China is a more difficult competitor than Russia. It’s bigger, it has a modern economy that can deal with modern technology better than what Russia has been able to. China’s narrative leaves Europe and the West, including its universal values, at the sidelines. China is also more cautious, war is not in its interest, but it will move when it is ready.
Russia’s attack on international norms could ultimately strengthen the liberal world order. Putin has had a revisionist agenda for over two decades. In his speech of 30 September 2022, after the annexation of 18 percent of Ukraine’s territory, Putin claimed: “The end of Western domination is irreversible, it will no longer be the same as it was.” The invasion of Ukraine, however, has reminded us of the brutal human cost of the rejection of liberal values. A combination of moral clarity and existential peril moves Europe toward more concerted action.

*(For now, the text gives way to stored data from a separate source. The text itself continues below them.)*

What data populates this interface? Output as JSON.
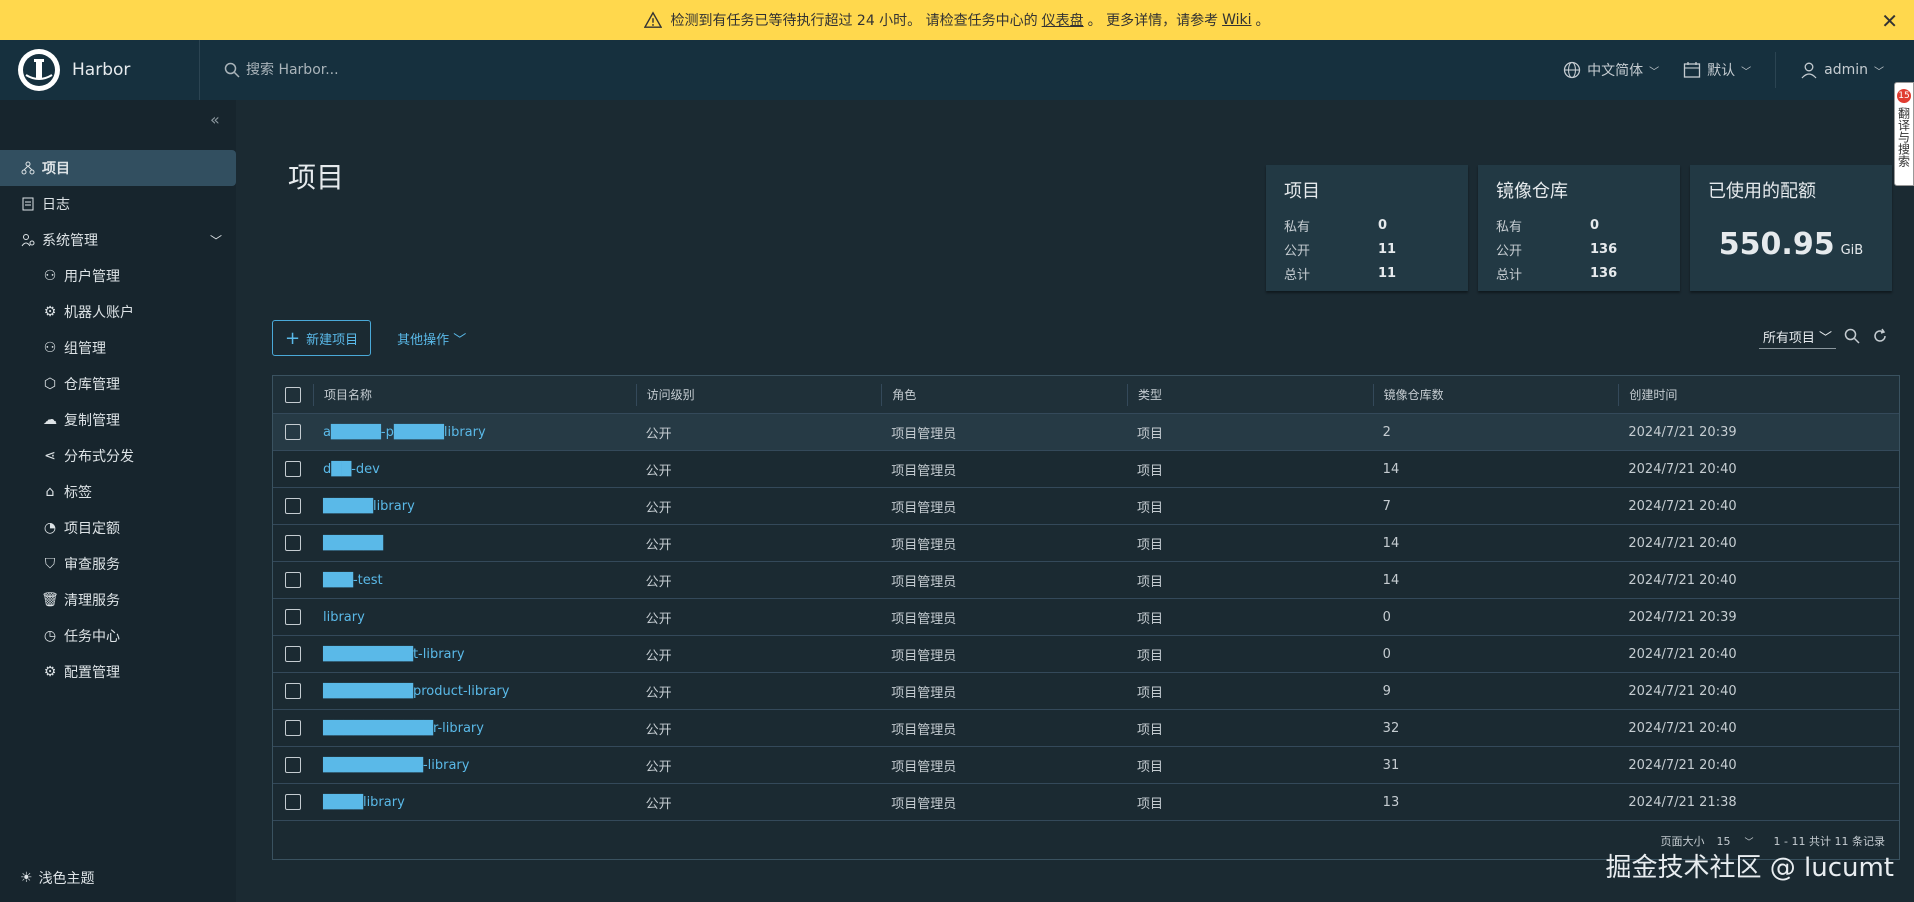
{
  "alert": {
    "message_pre": "检测到有任务已等待执行超过 24 小时。 请检查任务中心的",
    "link1": "仪表盘",
    "message_mid": "。 更多详情，请参考",
    "link2": "Wiki",
    "message_post": "。",
    "close": "✕"
  },
  "header": {
    "brand": "Harbor",
    "search_placeholder": "搜索 Harbor...",
    "language": "中文简体",
    "datetime_format": "默认",
    "user": "admin"
  },
  "side_tag": {
    "badge": "15",
    "text": "翻译与搜索"
  },
  "sidebar": {
    "collapse": "«",
    "items": [
      {
        "label": "项目"
      },
      {
        "label": "日志"
      },
      {
        "label": "系统管理"
      }
    ],
    "sub_items": [
      {
        "label": "用户管理"
      },
      {
        "label": "机器人账户"
      },
      {
        "label": "组管理"
      },
      {
        "label": "仓库管理"
      },
      {
        "label": "复制管理"
      },
      {
        "label": "分布式分发"
      },
      {
        "label": "标签"
      },
      {
        "label": "项目定额"
      },
      {
        "label": "审查服务"
      },
      {
        "label": "清理服务"
      },
      {
        "label": "任务中心"
      },
      {
        "label": "配置管理"
      }
    ],
    "theme": "浅色主题"
  },
  "main": {
    "title": "项目",
    "cards": {
      "projects": {
        "title": "项目",
        "private_label": "私有",
        "private": "0",
        "public_label": "公开",
        "public": "11",
        "total_label": "总计",
        "total": "11"
      },
      "repos": {
        "title": "镜像仓库",
        "private_label": "私有",
        "private": "0",
        "public_label": "公开",
        "public": "136",
        "total_label": "总计",
        "total": "136"
      },
      "quota": {
        "title": "已使用的配额",
        "value": "550.95",
        "unit": "GiB"
      }
    },
    "toolbar": {
      "new_project": "新建项目",
      "more_actions": "其他操作",
      "filter": "所有项目"
    },
    "table": {
      "columns": [
        "项目名称",
        "访问级别",
        "角色",
        "类型",
        "镜像仓库数",
        "创建时间"
      ],
      "rows": [
        {
          "name": "a█████-p█████library",
          "access": "公开",
          "role": "项目管理员",
          "type": "项目",
          "repos": "2",
          "created": "2024/7/21 20:39"
        },
        {
          "name": "d██-dev",
          "access": "公开",
          "role": "项目管理员",
          "type": "项目",
          "repos": "14",
          "created": "2024/7/21 20:40"
        },
        {
          "name": "█████library",
          "access": "公开",
          "role": "项目管理员",
          "type": "项目",
          "repos": "7",
          "created": "2024/7/21 20:40"
        },
        {
          "name": "██████",
          "access": "公开",
          "role": "项目管理员",
          "type": "项目",
          "repos": "14",
          "created": "2024/7/21 20:40"
        },
        {
          "name": "███-test",
          "access": "公开",
          "role": "项目管理员",
          "type": "项目",
          "repos": "14",
          "created": "2024/7/21 20:40"
        },
        {
          "name": "library",
          "access": "公开",
          "role": "项目管理员",
          "type": "项目",
          "repos": "0",
          "created": "2024/7/21 20:39"
        },
        {
          "name": "█████████t-library",
          "access": "公开",
          "role": "项目管理员",
          "type": "项目",
          "repos": "0",
          "created": "2024/7/21 20:40"
        },
        {
          "name": "█████████product-library",
          "access": "公开",
          "role": "项目管理员",
          "type": "项目",
          "repos": "9",
          "created": "2024/7/21 20:40"
        },
        {
          "name": "███████████r-library",
          "access": "公开",
          "role": "项目管理员",
          "type": "项目",
          "repos": "32",
          "created": "2024/7/21 20:40"
        },
        {
          "name": "██████████-library",
          "access": "公开",
          "role": "项目管理员",
          "type": "项目",
          "repos": "31",
          "created": "2024/7/21 20:40"
        },
        {
          "name": "████library",
          "access": "公开",
          "role": "项目管理员",
          "type": "项目",
          "repos": "13",
          "created": "2024/7/21 21:38"
        }
      ]
    },
    "pagination": {
      "page_size_label": "页面大小",
      "page_size": "15",
      "summary": "1 - 11 共计 11 条记录"
    }
  },
  "watermark": "掘金技术社区 @ lucumt"
}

We will need to continue to confront this war on values. Ukraine is buying time for us. Putin gives NATO a new lease of life and the EU speaks the language of power with its new Strategic Compass adopted in March 2022. We have the most prosperous and peaceful EU ever, yet it is not able to defend itself by itself. We will need to work with partners from outside Europe and beyond transatlantic ties to break the myth that this is a fight of the West versus the rest.
Will liberal democracy in the end prove to be the ultimate form of governance as it was hoped for by political scientist Francis Fukuyama in the nineties? Will there be a future rules-based order with renewed and more effective multilateralism? There is a strong call for European leadership. The EU has often become better through crises. The Union needs to work on its own resilience and build the resilience of Russia’s neighbors. It has offered Moldova and Ukraine candidate EU membership.
There is a fierce urgency for Ukraine to be successful. The fact that Ukraine wants to be part of a better system is one of the reasons that Russia chose to invade the country. It represents the conflict of the values of democracy versus the addiction of power. The rule of law and its principles are fragile and are not to be taken for granted. The values of human dignity need to prevail over the politics of fear.
We will have to reinvent our ability to imagine a better world. There is still hope for the international rule of law, even though the current global system seems dysfunctional to its core. We still need a rules-based order, as is represented by the United Nations system, that is not only functional but has a moral foundation and offers an ethical perspective with hope for a better world. We need to continue the struggle for progress and responsible internationalism. We need a new era of cooperation and solidarity to tackle the multitude of crises looming ahead. In the words of historian Simon Schama, we will need a global citizenship that is not a zero-sum game.